No Holds Barred - 1989
Synopsis: Hulk plays a character named Rip who is the champion of the WWF and a rival television network executive wants Rip on his network (this executive is the executive from Wayne's World that isn't Rob Lowe).
Rip refuses his offer and Not Rob Lowe forms a rival fighting competition that takes the world by storm!
I watched this movie at age 10 and promptly forgot about it's existence. It popped up in my Netflix queue recently and I decided to watch it again for it's 25th anniversary. This movie is as bad and as awesome as you could possibly imagine.
Hogan's character has his own soundtrack that plays whenever he does something of note. It sounds like an instrumental version of Yes's "Owner of a Lonely Heart". The rest of the musical score was boosted from Murder She Wrote and motivational videos made for parents who think they can pray the gayness out of their children.
Plus Hulk wears things like this:
All day, every day. Spandex. He wears it to meetings at the WWF with board members, riding his motorcycle, making social calls and helping his newly crippled brother go through intense rehab sessions.
The hotel scene with Sam (Rip's poor love interest) is only the second most disturbing scene in this damn movie. Sam being woken up by Hulk's masturbating pushup routine will haunt me until the end of time. Who does pushups before going to bed? WTF RIP, NO ONE DOES THIS EVER.
People decided to fuck each other after seeing sleepwear like this? Fuck you, 1989.
In an effort to force Rip to fight Zeus, Not Rob Lowe instructs two of his henchman to rape Sam in a parking garage in broad daylight! What the shit is this doing in a PG-13 movie? Not to mention Not Rob Lowe had already given Sam a black eye.
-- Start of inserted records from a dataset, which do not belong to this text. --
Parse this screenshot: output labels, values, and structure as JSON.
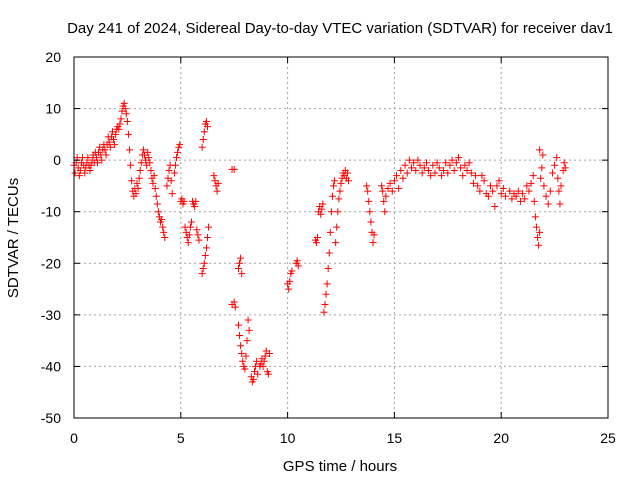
{
  "chart_data": {
    "type": "scatter",
    "title": "Day 241 of 2024, Sidereal Day-to-day VTEC variation (SDTVAR) for receiver dav1",
    "xlabel": "GPS time / hours",
    "ylabel": "SDTVAR / TECUs",
    "xlim": [
      0,
      25
    ],
    "ylim": [
      -50,
      20
    ],
    "xticks": [
      "0",
      "5",
      "10",
      "15",
      "20",
      "25"
    ],
    "yticks": [
      "20",
      "10",
      "0",
      "-10",
      "-20",
      "-30",
      "-40",
      "-50"
    ],
    "grid": true,
    "marker": "plus",
    "color": "#ff0000",
    "series": [
      {
        "name": "dav1",
        "points": [
          [
            0.0,
            -1.0
          ],
          [
            0.05,
            -2.5
          ],
          [
            0.1,
            -0.5
          ],
          [
            0.15,
            0.5
          ],
          [
            0.2,
            -1.5
          ],
          [
            0.25,
            -3.0
          ],
          [
            0.3,
            -2.0
          ],
          [
            0.35,
            -0.5
          ],
          [
            0.4,
            0.5
          ],
          [
            0.45,
            -1.0
          ],
          [
            0.5,
            -2.5
          ],
          [
            0.55,
            -1.5
          ],
          [
            0.6,
            -0.5
          ],
          [
            0.65,
            0.5
          ],
          [
            0.7,
            -1.0
          ],
          [
            0.75,
            -2.0
          ],
          [
            0.8,
            -1.0
          ],
          [
            0.85,
            0.0
          ],
          [
            0.9,
            1.0
          ],
          [
            0.95,
            -0.5
          ],
          [
            1.0,
            1.5
          ],
          [
            1.05,
            0.5
          ],
          [
            1.1,
            -0.5
          ],
          [
            1.15,
            1.5
          ],
          [
            1.2,
            2.5
          ],
          [
            1.25,
            1.0
          ],
          [
            1.3,
            0.0
          ],
          [
            1.35,
            2.0
          ],
          [
            1.4,
            3.0
          ],
          [
            1.45,
            2.0
          ],
          [
            1.5,
            1.0
          ],
          [
            1.55,
            3.0
          ],
          [
            1.6,
            4.5
          ],
          [
            1.65,
            3.5
          ],
          [
            1.7,
            2.5
          ],
          [
            1.75,
            4.5
          ],
          [
            1.8,
            5.5
          ],
          [
            1.85,
            4.0
          ],
          [
            1.9,
            3.0
          ],
          [
            1.95,
            5.0
          ],
          [
            2.0,
            6.0
          ],
          [
            2.05,
            6.5
          ],
          [
            2.1,
            6.0
          ],
          [
            2.15,
            7.0
          ],
          [
            2.2,
            8.0
          ],
          [
            2.25,
            9.5
          ],
          [
            2.3,
            10.5
          ],
          [
            2.35,
            11.0
          ],
          [
            2.4,
            10.0
          ],
          [
            2.45,
            9.0
          ],
          [
            2.5,
            7.5
          ],
          [
            2.55,
            5.0
          ],
          [
            2.6,
            2.0
          ],
          [
            2.65,
            -1.0
          ],
          [
            2.7,
            -4.0
          ],
          [
            2.75,
            -6.0
          ],
          [
            2.8,
            -7.0
          ],
          [
            2.85,
            -5.5
          ],
          [
            2.9,
            -6.5
          ],
          [
            2.95,
            -4.5
          ],
          [
            3.0,
            -5.5
          ],
          [
            3.05,
            -3.5
          ],
          [
            3.1,
            -2.0
          ],
          [
            3.15,
            -0.5
          ],
          [
            3.2,
            1.0
          ],
          [
            3.25,
            2.0
          ],
          [
            3.3,
            1.0
          ],
          [
            3.35,
            0.0
          ],
          [
            3.4,
            -1.0
          ],
          [
            3.45,
            1.5
          ],
          [
            3.5,
            0.5
          ],
          [
            3.55,
            -0.5
          ],
          [
            3.6,
            -2.0
          ],
          [
            3.65,
            -3.5
          ],
          [
            3.7,
            -4.5
          ],
          [
            3.75,
            -3.0
          ],
          [
            3.8,
            -5.5
          ],
          [
            3.85,
            -7.0
          ],
          [
            3.9,
            -8.5
          ],
          [
            3.95,
            -10.0
          ],
          [
            4.0,
            -11.0
          ],
          [
            4.05,
            -12.0
          ],
          [
            4.1,
            -11.5
          ],
          [
            4.15,
            -13.0
          ],
          [
            4.2,
            -14.0
          ],
          [
            4.25,
            -15.0
          ],
          [
            4.35,
            -5.0
          ],
          [
            4.4,
            -3.5
          ],
          [
            4.45,
            -2.0
          ],
          [
            4.5,
            -1.0
          ],
          [
            4.55,
            -4.0
          ],
          [
            4.6,
            -6.5
          ],
          [
            4.7,
            -2.5
          ],
          [
            4.75,
            -1.0
          ],
          [
            4.8,
            0.5
          ],
          [
            4.85,
            1.5
          ],
          [
            4.9,
            2.5
          ],
          [
            4.95,
            3.0
          ],
          [
            5.0,
            -8.0
          ],
          [
            5.05,
            -7.5
          ],
          [
            5.1,
            -8.5
          ],
          [
            5.15,
            -8.0
          ],
          [
            5.2,
            -13.0
          ],
          [
            5.25,
            -14.0
          ],
          [
            5.3,
            -15.0
          ],
          [
            5.35,
            -16.0
          ],
          [
            5.4,
            -14.5
          ],
          [
            5.45,
            -13.0
          ],
          [
            5.5,
            -12.0
          ],
          [
            5.55,
            -8.0
          ],
          [
            5.6,
            -8.5
          ],
          [
            5.65,
            -9.0
          ],
          [
            5.7,
            -8.0
          ],
          [
            5.75,
            -13.5
          ],
          [
            5.8,
            -14.5
          ],
          [
            5.85,
            -15.5
          ],
          [
            6.0,
            2.5
          ],
          [
            6.05,
            4.0
          ],
          [
            6.1,
            5.5
          ],
          [
            6.15,
            7.0
          ],
          [
            6.2,
            7.5
          ],
          [
            6.25,
            6.5
          ],
          [
            6.0,
            -22.0
          ],
          [
            6.05,
            -21.0
          ],
          [
            6.1,
            -20.0
          ],
          [
            6.15,
            -18.5
          ],
          [
            6.2,
            -17.0
          ],
          [
            6.25,
            -15.0
          ],
          [
            6.3,
            -13.0
          ],
          [
            6.55,
            -3.0
          ],
          [
            6.6,
            -4.0
          ],
          [
            6.65,
            -5.0
          ],
          [
            6.7,
            -6.0
          ],
          [
            6.75,
            -4.5
          ],
          [
            7.4,
            -1.8
          ],
          [
            7.5,
            -1.8
          ],
          [
            7.4,
            -28.0
          ],
          [
            7.5,
            -27.5
          ],
          [
            7.55,
            -28.5
          ],
          [
            7.7,
            -21.0
          ],
          [
            7.75,
            -20.0
          ],
          [
            7.8,
            -19.0
          ],
          [
            7.85,
            -22.0
          ],
          [
            7.7,
            -32.0
          ],
          [
            7.75,
            -34.0
          ],
          [
            7.8,
            -36.0
          ],
          [
            7.85,
            -37.5
          ],
          [
            7.9,
            -39.0
          ],
          [
            7.95,
            -40.0
          ],
          [
            8.0,
            -40.5
          ],
          [
            8.05,
            -38.0
          ],
          [
            8.1,
            -35.0
          ],
          [
            8.15,
            -31.0
          ],
          [
            8.2,
            -33.0
          ],
          [
            8.3,
            -42.0
          ],
          [
            8.35,
            -43.0
          ],
          [
            8.4,
            -42.5
          ],
          [
            8.45,
            -41.0
          ],
          [
            8.5,
            -40.0
          ],
          [
            8.55,
            -39.0
          ],
          [
            8.6,
            -41.5
          ],
          [
            8.7,
            -40.0
          ],
          [
            8.75,
            -39.5
          ],
          [
            8.8,
            -38.5
          ],
          [
            8.85,
            -40.0
          ],
          [
            8.9,
            -39.0
          ],
          [
            8.95,
            -38.0
          ],
          [
            9.0,
            -37.0
          ],
          [
            9.05,
            -41.0
          ],
          [
            9.1,
            -41.5
          ],
          [
            9.15,
            -37.5
          ],
          [
            10.0,
            -24.0
          ],
          [
            10.05,
            -25.0
          ],
          [
            10.1,
            -23.5
          ],
          [
            10.15,
            -22.0
          ],
          [
            10.2,
            -21.5
          ],
          [
            10.4,
            -20.0
          ],
          [
            10.45,
            -19.5
          ],
          [
            10.5,
            -20.5
          ],
          [
            11.3,
            -15.5
          ],
          [
            11.35,
            -16.0
          ],
          [
            11.4,
            -15.0
          ],
          [
            11.45,
            -10.0
          ],
          [
            11.5,
            -9.0
          ],
          [
            11.55,
            -10.5
          ],
          [
            11.6,
            -9.5
          ],
          [
            11.65,
            -8.5
          ],
          [
            11.7,
            -29.5
          ],
          [
            11.75,
            -28.0
          ],
          [
            11.8,
            -26.0
          ],
          [
            11.85,
            -24.0
          ],
          [
            11.9,
            -21.0
          ],
          [
            11.95,
            -18.0
          ],
          [
            12.0,
            -14.0
          ],
          [
            12.05,
            -10.0
          ],
          [
            12.1,
            -7.0
          ],
          [
            12.15,
            -5.0
          ],
          [
            12.2,
            -4.0
          ],
          [
            12.25,
            -16.0
          ],
          [
            12.3,
            -13.0
          ],
          [
            12.35,
            -10.0
          ],
          [
            12.4,
            -7.5
          ],
          [
            12.45,
            -6.0
          ],
          [
            12.5,
            -4.5
          ],
          [
            12.55,
            -3.5
          ],
          [
            12.6,
            -2.5
          ],
          [
            12.65,
            -3.0
          ],
          [
            12.7,
            -2.0
          ],
          [
            12.75,
            -3.5
          ],
          [
            12.8,
            -2.5
          ],
          [
            12.85,
            -4.0
          ],
          [
            13.7,
            -5.0
          ],
          [
            13.75,
            -6.0
          ],
          [
            13.8,
            -8.0
          ],
          [
            13.85,
            -10.0
          ],
          [
            13.9,
            -12.0
          ],
          [
            13.95,
            -14.0
          ],
          [
            14.0,
            -16.0
          ],
          [
            14.05,
            -14.5
          ],
          [
            14.4,
            -5.0
          ],
          [
            14.45,
            -6.0
          ],
          [
            14.5,
            -8.0
          ],
          [
            14.55,
            -10.0
          ],
          [
            14.6,
            -7.0
          ],
          [
            14.7,
            -5.5
          ],
          [
            14.8,
            -4.5
          ],
          [
            14.9,
            -6.0
          ],
          [
            15.0,
            -4.0
          ],
          [
            15.1,
            -3.0
          ],
          [
            15.2,
            -5.5
          ],
          [
            15.3,
            -2.0
          ],
          [
            15.4,
            -3.5
          ],
          [
            15.5,
            -1.0
          ],
          [
            15.6,
            -2.5
          ],
          [
            15.7,
            0.0
          ],
          [
            15.8,
            -1.5
          ],
          [
            15.9,
            -0.5
          ],
          [
            16.0,
            -2.0
          ],
          [
            16.1,
            0.0
          ],
          [
            16.2,
            -1.0
          ],
          [
            16.3,
            -2.5
          ],
          [
            16.4,
            -1.5
          ],
          [
            16.5,
            -0.5
          ],
          [
            16.6,
            -2.0
          ],
          [
            16.7,
            -3.0
          ],
          [
            16.8,
            -1.0
          ],
          [
            16.9,
            -2.5
          ],
          [
            17.0,
            -0.5
          ],
          [
            17.1,
            -1.5
          ],
          [
            17.2,
            -3.0
          ],
          [
            17.3,
            -2.0
          ],
          [
            17.4,
            -0.5
          ],
          [
            17.5,
            -2.5
          ],
          [
            17.6,
            -1.0
          ],
          [
            17.7,
            0.0
          ],
          [
            17.8,
            -2.0
          ],
          [
            17.9,
            -0.5
          ],
          [
            18.0,
            0.5
          ],
          [
            18.1,
            -1.5
          ],
          [
            18.2,
            -3.0
          ],
          [
            18.3,
            -1.0
          ],
          [
            18.4,
            -2.0
          ],
          [
            18.5,
            -0.5
          ],
          [
            18.6,
            -2.5
          ],
          [
            18.7,
            -4.5
          ],
          [
            18.8,
            -3.0
          ],
          [
            18.9,
            -5.0
          ],
          [
            19.0,
            -6.0
          ],
          [
            19.1,
            -3.0
          ],
          [
            19.2,
            -4.0
          ],
          [
            19.3,
            -6.5
          ],
          [
            19.4,
            -7.0
          ],
          [
            19.5,
            -5.0
          ],
          [
            19.6,
            -6.0
          ],
          [
            19.7,
            -9.0
          ],
          [
            19.8,
            -5.0
          ],
          [
            19.9,
            -4.0
          ],
          [
            20.0,
            -6.5
          ],
          [
            20.1,
            -5.5
          ],
          [
            20.2,
            -7.0
          ],
          [
            20.4,
            -6.0
          ],
          [
            20.5,
            -7.5
          ],
          [
            20.6,
            -6.5
          ],
          [
            20.7,
            -7.0
          ],
          [
            20.8,
            -6.0
          ],
          [
            20.9,
            -8.0
          ],
          [
            21.0,
            -6.5
          ],
          [
            21.1,
            -7.5
          ],
          [
            21.2,
            -5.0
          ],
          [
            21.3,
            -6.0
          ],
          [
            21.4,
            -4.5
          ],
          [
            21.5,
            -3.0
          ],
          [
            21.55,
            -8.0
          ],
          [
            21.6,
            -11.0
          ],
          [
            21.65,
            -13.0
          ],
          [
            21.7,
            -15.0
          ],
          [
            21.75,
            -16.5
          ],
          [
            21.8,
            -14.0
          ],
          [
            21.85,
            -3.5
          ],
          [
            21.9,
            -1.5
          ],
          [
            21.95,
            1.0
          ],
          [
            21.8,
            2.0
          ],
          [
            22.0,
            -5.0
          ],
          [
            22.1,
            -7.0
          ],
          [
            22.2,
            -8.5
          ],
          [
            22.3,
            -6.0
          ],
          [
            22.4,
            -2.5
          ],
          [
            22.5,
            -1.0
          ],
          [
            22.6,
            0.5
          ],
          [
            22.65,
            -3.5
          ],
          [
            22.7,
            -6.0
          ],
          [
            22.75,
            -8.5
          ],
          [
            22.8,
            -5.0
          ],
          [
            22.9,
            -2.0
          ],
          [
            23.0,
            -1.5
          ],
          [
            22.95,
            -0.5
          ]
        ]
      }
    ]
  }
}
Hulk saves the day with his motorcycle because of course he does, Hulk and his spandex will save everything.
By the time the actual fight comes, you need to be drunk. One eye open to focus drunk. Too drunk to fish, drunk.
These two hulking beasts can not actually fight. They throw wild punches and stomp around like drunk Russian bears. At two different points both fighters had the opportunity to throw proper headbutts. The both failed miserably. Didn't Brian Dennehy in Gladiator teach you guys anything? The top of the head is the strongest bone in the body because I rely on Brian Dennehy to teach me science shit. (I realize Gladiator came out 3 years later, eat me)
If there were a fight between Ronda Rousey and either of these water heaters on legs, my money is on Ronda. She could probably win a fight with both of them at the same time. But left in the capable hands of director Thomas J. Wright, he would have them stop in the middle of the fight to stage a bukkake mid-boute with the midget in the cage hanging from the ceiling BECAUSE THEY NEEDED TO HAVE A MIDGET IN A CAGE HANGING FROM A CEILING BECAUSE THAT'S WHAT HAPPENS WHEN YOU DON'T HIRE DALTON TO CLEAN UP YOUR BAR!
Good triumphs in the end when Not Rob Lowe gives himself an electricity enema. Poor Zeus only gets to say 17 actual words so it's hard to root against him. And we all lose because Hulk Hogan's mustache is the 2nd best actor in the movie behind David Paymer.
If you want to remember how everything great about your childhood was actual crap and always starred either Hulk Hogan or Jean Claude Van Damme then you should watch this movie.